L’eutanasia frena il progresso scientifico, come la ricerca sull’invecchiamento, sulla degenerazione cerebrale, sul cancro, cioè per curare la malattia si uccide il malato: stesso trattamento che si fa con l’embrione di cui si attua il cosiddetto aborto “terapeutico” mentre in molti casi si potrebbe curare in utero.

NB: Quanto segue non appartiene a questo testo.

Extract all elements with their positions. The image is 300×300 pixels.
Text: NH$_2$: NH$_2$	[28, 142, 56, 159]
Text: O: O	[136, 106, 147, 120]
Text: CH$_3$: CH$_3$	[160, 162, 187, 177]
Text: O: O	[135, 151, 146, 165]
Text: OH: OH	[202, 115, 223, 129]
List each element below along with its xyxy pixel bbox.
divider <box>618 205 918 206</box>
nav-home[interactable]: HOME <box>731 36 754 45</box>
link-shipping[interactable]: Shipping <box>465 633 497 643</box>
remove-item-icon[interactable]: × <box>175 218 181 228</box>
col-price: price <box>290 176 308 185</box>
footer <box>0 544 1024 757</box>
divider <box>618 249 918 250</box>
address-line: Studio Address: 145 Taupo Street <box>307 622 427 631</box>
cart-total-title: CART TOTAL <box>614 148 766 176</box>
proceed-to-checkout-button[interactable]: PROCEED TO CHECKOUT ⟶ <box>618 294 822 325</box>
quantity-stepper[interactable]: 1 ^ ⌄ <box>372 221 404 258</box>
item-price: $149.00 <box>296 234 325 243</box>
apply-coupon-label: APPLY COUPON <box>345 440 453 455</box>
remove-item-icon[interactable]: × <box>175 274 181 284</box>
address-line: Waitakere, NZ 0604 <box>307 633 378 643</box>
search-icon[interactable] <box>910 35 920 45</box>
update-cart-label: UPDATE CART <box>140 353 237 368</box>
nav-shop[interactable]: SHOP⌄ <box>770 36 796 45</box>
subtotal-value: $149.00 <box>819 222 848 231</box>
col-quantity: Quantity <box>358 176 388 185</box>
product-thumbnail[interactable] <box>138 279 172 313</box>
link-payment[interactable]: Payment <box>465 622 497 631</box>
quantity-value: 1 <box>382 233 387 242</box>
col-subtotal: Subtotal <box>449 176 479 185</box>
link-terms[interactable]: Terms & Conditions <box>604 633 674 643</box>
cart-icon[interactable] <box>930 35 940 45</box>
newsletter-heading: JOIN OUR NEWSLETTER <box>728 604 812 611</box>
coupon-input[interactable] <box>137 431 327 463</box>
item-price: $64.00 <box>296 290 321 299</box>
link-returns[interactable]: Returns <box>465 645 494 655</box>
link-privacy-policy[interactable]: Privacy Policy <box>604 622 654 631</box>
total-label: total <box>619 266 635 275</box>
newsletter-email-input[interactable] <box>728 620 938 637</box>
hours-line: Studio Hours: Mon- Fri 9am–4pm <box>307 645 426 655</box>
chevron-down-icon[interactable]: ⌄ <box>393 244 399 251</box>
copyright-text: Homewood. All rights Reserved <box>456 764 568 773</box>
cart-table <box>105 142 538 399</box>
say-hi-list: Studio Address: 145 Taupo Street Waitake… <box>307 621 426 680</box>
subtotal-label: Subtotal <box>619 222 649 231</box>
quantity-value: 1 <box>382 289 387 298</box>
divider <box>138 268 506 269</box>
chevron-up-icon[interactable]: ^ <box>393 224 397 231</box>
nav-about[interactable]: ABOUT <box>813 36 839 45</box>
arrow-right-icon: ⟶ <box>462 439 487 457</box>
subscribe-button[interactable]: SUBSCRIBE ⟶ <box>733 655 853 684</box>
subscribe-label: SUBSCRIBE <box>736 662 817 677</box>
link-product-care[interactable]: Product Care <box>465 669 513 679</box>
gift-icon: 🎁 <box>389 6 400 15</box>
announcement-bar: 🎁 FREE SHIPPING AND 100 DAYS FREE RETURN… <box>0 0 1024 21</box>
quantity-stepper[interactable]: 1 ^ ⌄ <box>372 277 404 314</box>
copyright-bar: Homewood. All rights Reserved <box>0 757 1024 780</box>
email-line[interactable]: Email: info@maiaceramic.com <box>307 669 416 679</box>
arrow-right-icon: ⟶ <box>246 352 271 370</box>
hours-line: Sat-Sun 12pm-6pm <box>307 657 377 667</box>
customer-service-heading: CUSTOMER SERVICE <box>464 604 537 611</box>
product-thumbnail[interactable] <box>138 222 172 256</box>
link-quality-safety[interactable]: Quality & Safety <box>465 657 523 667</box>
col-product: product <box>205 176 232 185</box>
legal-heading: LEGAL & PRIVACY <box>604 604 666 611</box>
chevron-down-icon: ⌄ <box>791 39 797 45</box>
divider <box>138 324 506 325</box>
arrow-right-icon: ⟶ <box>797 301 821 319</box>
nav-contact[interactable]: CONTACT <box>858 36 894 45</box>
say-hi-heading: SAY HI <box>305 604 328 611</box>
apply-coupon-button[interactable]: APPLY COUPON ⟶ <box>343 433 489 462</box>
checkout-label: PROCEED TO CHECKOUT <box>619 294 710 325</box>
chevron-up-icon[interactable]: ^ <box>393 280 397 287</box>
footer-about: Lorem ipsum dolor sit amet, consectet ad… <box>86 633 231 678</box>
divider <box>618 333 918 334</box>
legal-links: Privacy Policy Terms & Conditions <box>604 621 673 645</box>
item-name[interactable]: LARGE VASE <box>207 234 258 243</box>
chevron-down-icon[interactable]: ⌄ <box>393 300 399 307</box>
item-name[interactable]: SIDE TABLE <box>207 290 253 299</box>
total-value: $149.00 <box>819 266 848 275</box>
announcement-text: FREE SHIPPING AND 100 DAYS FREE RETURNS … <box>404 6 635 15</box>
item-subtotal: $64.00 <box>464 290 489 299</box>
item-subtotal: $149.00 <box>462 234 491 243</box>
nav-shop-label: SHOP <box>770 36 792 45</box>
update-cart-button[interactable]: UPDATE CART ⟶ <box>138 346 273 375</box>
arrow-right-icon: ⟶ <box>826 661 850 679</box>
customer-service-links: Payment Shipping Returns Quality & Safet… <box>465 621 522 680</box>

Il nostro codice deontologico cita: “Dovere del medico è la tutela della vita, della salute fisica e psichica dell’uomo e il sollievo dalla sofferenza nel rispetto della libertà”. Pensiamo alla compilazione dei moduli per la richiesta di suicidio assistito: quanti abusi potrebbero esserci da parte di parenti in attesa di testamento, anche di una misera casa, assistiti magari da medici compiacenti.
Le cure palliative sono la cura totale prestata alla persona affetta da una malattia non più responsiva alle terapie aventi come scopo la guarigione e il medico e le persone vicine al malato possono essere il farmaco più efficace. Vanno potenziate le cure palliative in modo che per il paziente non ci sia solo l’hospice, ma possa beneficiare di cure palliative a domicilio e poi, importantissimo, che vengano attuate cure palliative simultanee che accompagnino il paziente anche per lunghi periodi e lui stesso possa pianificare il suo piano di cura.
In tutto il mondo sono sorte centinaia di riviste su spiritualità, psiche e sofferenza e ad Harvard nei programmi di laurea sono stati introdotti corsi di “Religione, spiritualità e salute”, perché è dimostrato scientificamente che la preghiera e la meditazione hanno un impatto positivo sulla salute e la sofferenza. Sul portale dell’ospedale più antico di Parigi, fondato nel 651, c’è scritto “Se sei malato, vieni e ti guarirò; se non potrò guariti vieni e ti curerò; se non potrò curarti, vieni e ti consolerò”: queste sono le cure palliative.